This article was republished in Scientific American.
Cultural barriers lead clinicians to misdiagnose or miss children with autism in immigrant communities.
Around 2 p.m. on a perfect summer afternoon in 2014, the clinicians arrived at Maki Gboro’s home in Denver, Colorado, to test his 18-month-old son Baraka for autism. The family had only recently moved to the United States from the Democratic Republic of Congo: Gboro came first, in 2009. His wife Odile Nabunyi arrived in 2013 with their two sons. They later had a third child, but at the time, Baraka was the youngest.
Gboro and Nabunyi sat on a sofa in the living room of their apartment and watched as the women from a community health clinic offered the toddler various objects. The women’s goal was to observe how Baraka would play with the objects — standard protocol for an autism evaluation. But the protocol seemed geared toward a child with a typical American upbringing. There was a pretend birthday cake, but Baraka had not yet been to an American birthday party. They gave him a plastic bag of Cheerios, the popular American breakfast cereal, but a typical breakfast in the Congo — and in Gboro’s household — is cheese, bread and milk, or sometimes porridge. And there was an African interpreter, too, but he spoke an unfamiliar French dialect and gave the boy instructions with words his parents never used. Sometimes, the clinicians spoke directly to Baraka in English, which he didn’t understand at all.

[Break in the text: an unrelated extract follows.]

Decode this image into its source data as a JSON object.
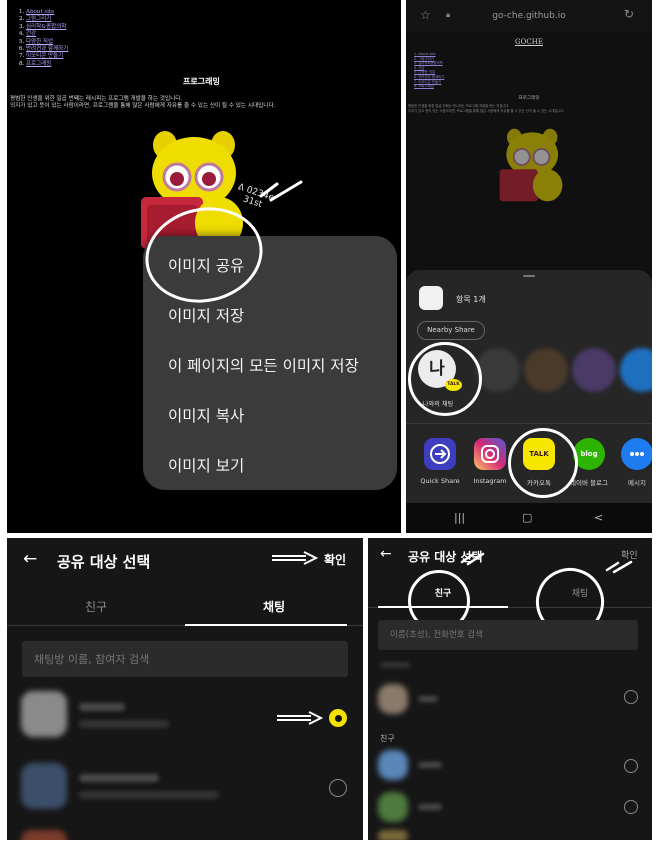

The autism diagnosis that followed left Gboro feeling surprised and uncertain.
“My first reaction was that I didn’t get it,” says Gboro. He had been a physician in the Congo and knew about autism, but had seen few children with the condition before his son was diagnosed. “In our culture, kids are different; some are active, some are quiet … I really didn’t see that coming.” Only after talking with a therapist and another Congolese family with the same diagnosis did he begin to understand more about how to help his son.
For any family, navigating an autism diagnosis is a long process full of paperwork, questions and decisions. When those conversations happen in a foreign language within an unfamiliar healthcare and educational system, the confusion can escalate — especially among people from cultures like Gboro’s that stigmatize mental illness or have no concept of autism at all.
Those complexities, experts say, make it difficult to interpret the evidence that certain immigrant communities have an unusually high or low prevalence of autism. As some researchers dig into possible explanations, from stress to environmental factors, others say the true issue may be societal: a mix of diagnostic challenges, communication barriers and culture clashes that lead clinicians to misdiagnose or miss children on the spectrum in these communities.
Some teams are trying to develop or assess screening tools tailored for certain ethnic groups in the U.S. and elsewhere — for example, a picture-based tool for use in Sri Lanka — and these efforts may lead to more accurate numbers among different populations. If the figures reveal true differences in prevalence among these communities, they might offer clues about the potential causes of autism. The vast majority of research on autism today, after all, is limited to mostly white and middle-class families. At the very least, getting a better handle on prevalence may help identify populations with the greatest needs for culturally adapted services.
“What’s important is that kids who have autism get identified early and access high-quality treatment,” says Katharine Zuckerman, a pediatrician at Oregon Health and Science University in Portland. “I think we do a pretty poor job of that in this country, especially if you look at the most evidence-based treatments for autism — only a small fraction gets that. And immigration influences the ability to access those things.”
Gboro had begun to grow concerned about Baraka about eight months before the clinicians arrived at his home. He had not lived with Baraka full-time until the family reunited in Colorado, but as the child settled into his new surroundings, Gboro noticed that his son didn’t speak much. And the boy was hyperactive — he never sat still and he needed to spend a lot of time playing. Gboro asked the family pediatrician if he thought Baraka might have attention deficit hyperactivity disorder. The doctor reassured Gboro the boy seemed fine, but agreed to refer the child for further evaluation.
When the autism diagnosis came, Gboro knew what it meant in his community. Some Congolese people, even those who have been in the U.S. for years, refer to autism as a ‘curse.’ Some are even more fatalistic. “They say, ‘It’s just a disease that God gives you and you cannot do anything about it,’” Gboro says. Social ostracism often follows, isolating families with a child on the spectrum. As a result, he says, many Congolese children on the spectrum are never screened or diagnosed and miss out on early intervention — the only thing known to help. The families also miss out on social support — an outcome Gboro says his family has been able to avoid by being selective about where they go and with whom they spend their time.
Those kinds of problems play out well beyond the Congolese community in the U.S. About one in four children in the U.S. has parents who are immigrants. The official estimate for autism prevalence nationwide, based on educational and medical records, is 1 in 68. But it’s still not clear how accurate those numbers are for any groups. And individual states report wide-ranging numbers — from 1 in 93 in Wisconsin to 1 in 58 in Utah.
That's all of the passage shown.